Le Kenya bloque les exercices militaires britanniques : Londres contraint de déplacer ses troupes

Le Kenya bloque les exercices militaires britanniques : Londres contraint de déplacer ses troupes

Le Royaume-Uni ne mènera pas ses traditionnels exercices militaires annuels au Kenya cette année. Londres a annoncé l’annulation des manœuvres prévues à partir de septembre dans la région de Laikipia, après que les autorités kényanes ont refusé d’accorder les autorisations nécessaires à leur tenue.

Ces exercices devaient être réalisés par le 1er bataillon du régiment britannique du Duc de Lancaster sur la base de l’Unité de formation de l’armée britannique au Kenya (BATUK), située près de Nanyuki, à environ 200 kilomètres au nord de Nairobi. Faute d’accord, le ministère britannique de la Défense a décidé de transférer l’entraînement dans un autre pays, tout en affirmant que cette décision ne remet pas en cause le partenariat stratégique entre Londres et Nairobi.

À l’origine du blocage se trouve le renouvellement de l’accord de coopération militaire entre les deux pays. Les parlementaires kényans réclament une révision du texte afin que les autorités judiciaires du Kenya disposent de davantage de pouvoirs pour poursuivre les soldats britanniques accusés de crimes ou de délits commis sur le territoire kényan.

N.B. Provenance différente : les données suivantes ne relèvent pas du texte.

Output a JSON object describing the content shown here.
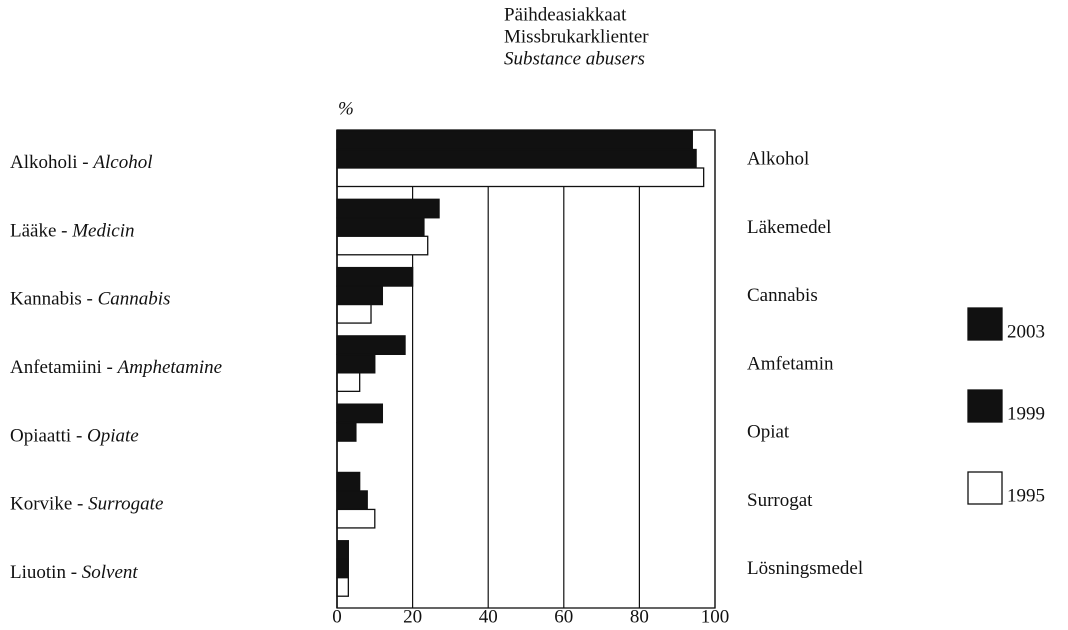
{
  "chart_data": {
    "type": "bar",
    "orientation": "horizontal",
    "title": "Päihdeasiakkaat",
    "subtitle": "Missbrukarklienter",
    "subtitle_en": "Substance abusers",
    "x_label": "%",
    "categories": [
      "Alkoholi - Alcohol",
      "Lääke - Medicin",
      "Kannabis - Cannabis",
      "Anfetamiini - Amphetamine",
      "Opiaatti - Opiate",
      "Korvike - Surrogate",
      "Liuotin - Solvent"
    ],
    "right_labels": [
      "Alkohol",
      "Läkemedel",
      "Cannabis",
      "Amfetamin",
      "Opiat",
      "Surrogat",
      "Lösningsmedel"
    ],
    "series": [
      {
        "name": "2003",
        "color": "#111111",
        "values": [
          94,
          27,
          20,
          18,
          12,
          6,
          3
        ]
      },
      {
        "name": "1999",
        "color": "#111111",
        "values": [
          95,
          23,
          12,
          10,
          5,
          8,
          3
        ]
      },
      {
        "name": "1995",
        "color": "#ffffff",
        "values": [
          97,
          24,
          9,
          6,
          null,
          10,
          3
        ]
      }
    ],
    "xlim": [
      0,
      100
    ],
    "xticks": [
      0,
      20,
      40,
      60,
      80,
      100
    ],
    "grid": true
  }
}
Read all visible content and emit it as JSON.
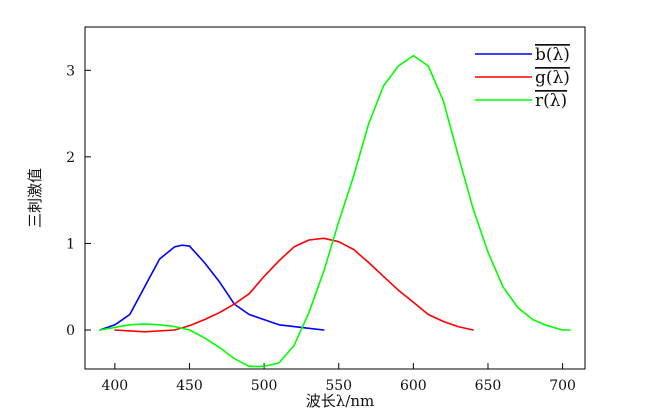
{
  "chart_data": {
    "type": "line",
    "title": "",
    "xlabel": "波长λ/nm",
    "ylabel": "三刺激值",
    "xlim": [
      380,
      715
    ],
    "ylim": [
      -0.45,
      3.5
    ],
    "xticks": [
      400,
      450,
      500,
      550,
      600,
      650,
      700
    ],
    "yticks": [
      0,
      1,
      2,
      3
    ],
    "grid": false,
    "legend_position": "top-right",
    "series": [
      {
        "name": "b(λ)",
        "color": "#0000ff",
        "x": [
          390,
          400,
          410,
          420,
          430,
          440,
          445,
          450,
          460,
          470,
          480,
          490,
          500,
          510,
          520,
          530,
          540
        ],
        "y": [
          0.0,
          0.06,
          0.18,
          0.5,
          0.82,
          0.96,
          0.98,
          0.97,
          0.78,
          0.56,
          0.3,
          0.18,
          0.12,
          0.06,
          0.04,
          0.02,
          0.0
        ]
      },
      {
        "name": "g(λ)",
        "color": "#ff0000",
        "x": [
          400,
          420,
          440,
          450,
          460,
          470,
          480,
          490,
          500,
          510,
          520,
          530,
          540,
          550,
          560,
          570,
          580,
          590,
          600,
          610,
          620,
          630,
          640
        ],
        "y": [
          0.0,
          -0.02,
          0.0,
          0.05,
          0.12,
          0.2,
          0.3,
          0.42,
          0.62,
          0.8,
          0.96,
          1.04,
          1.06,
          1.02,
          0.93,
          0.78,
          0.62,
          0.46,
          0.32,
          0.18,
          0.1,
          0.04,
          0.0
        ]
      },
      {
        "name": "r(λ)",
        "color": "#00ff00",
        "x": [
          390,
          400,
          410,
          420,
          430,
          440,
          450,
          460,
          470,
          480,
          490,
          500,
          510,
          520,
          530,
          540,
          550,
          560,
          570,
          580,
          590,
          600,
          610,
          620,
          630,
          640,
          650,
          660,
          670,
          680,
          690,
          700,
          705
        ],
        "y": [
          0.0,
          0.03,
          0.06,
          0.07,
          0.06,
          0.04,
          0.0,
          -0.09,
          -0.2,
          -0.33,
          -0.42,
          -0.42,
          -0.38,
          -0.18,
          0.2,
          0.68,
          1.25,
          1.78,
          2.38,
          2.82,
          3.05,
          3.17,
          3.05,
          2.65,
          2.02,
          1.4,
          0.9,
          0.5,
          0.26,
          0.12,
          0.05,
          0.0,
          0.0
        ]
      }
    ]
  }
}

Les discussions portent également sur le montant des compensations financières versées par Londres pour l’utilisation des installations militaires et sur la répartition des compétences judiciaires entre les deux États.

Le président de la commission kényane de la Défense, Nelson Koech, a confirmé que des négociations intensives se poursuivent afin de parvenir à un compromis.

Le ministère britannique de la Défense a exprimé son regret face à l’absence d’autorisation, tout en réaffirmant son engagement envers son partenaire est-africain.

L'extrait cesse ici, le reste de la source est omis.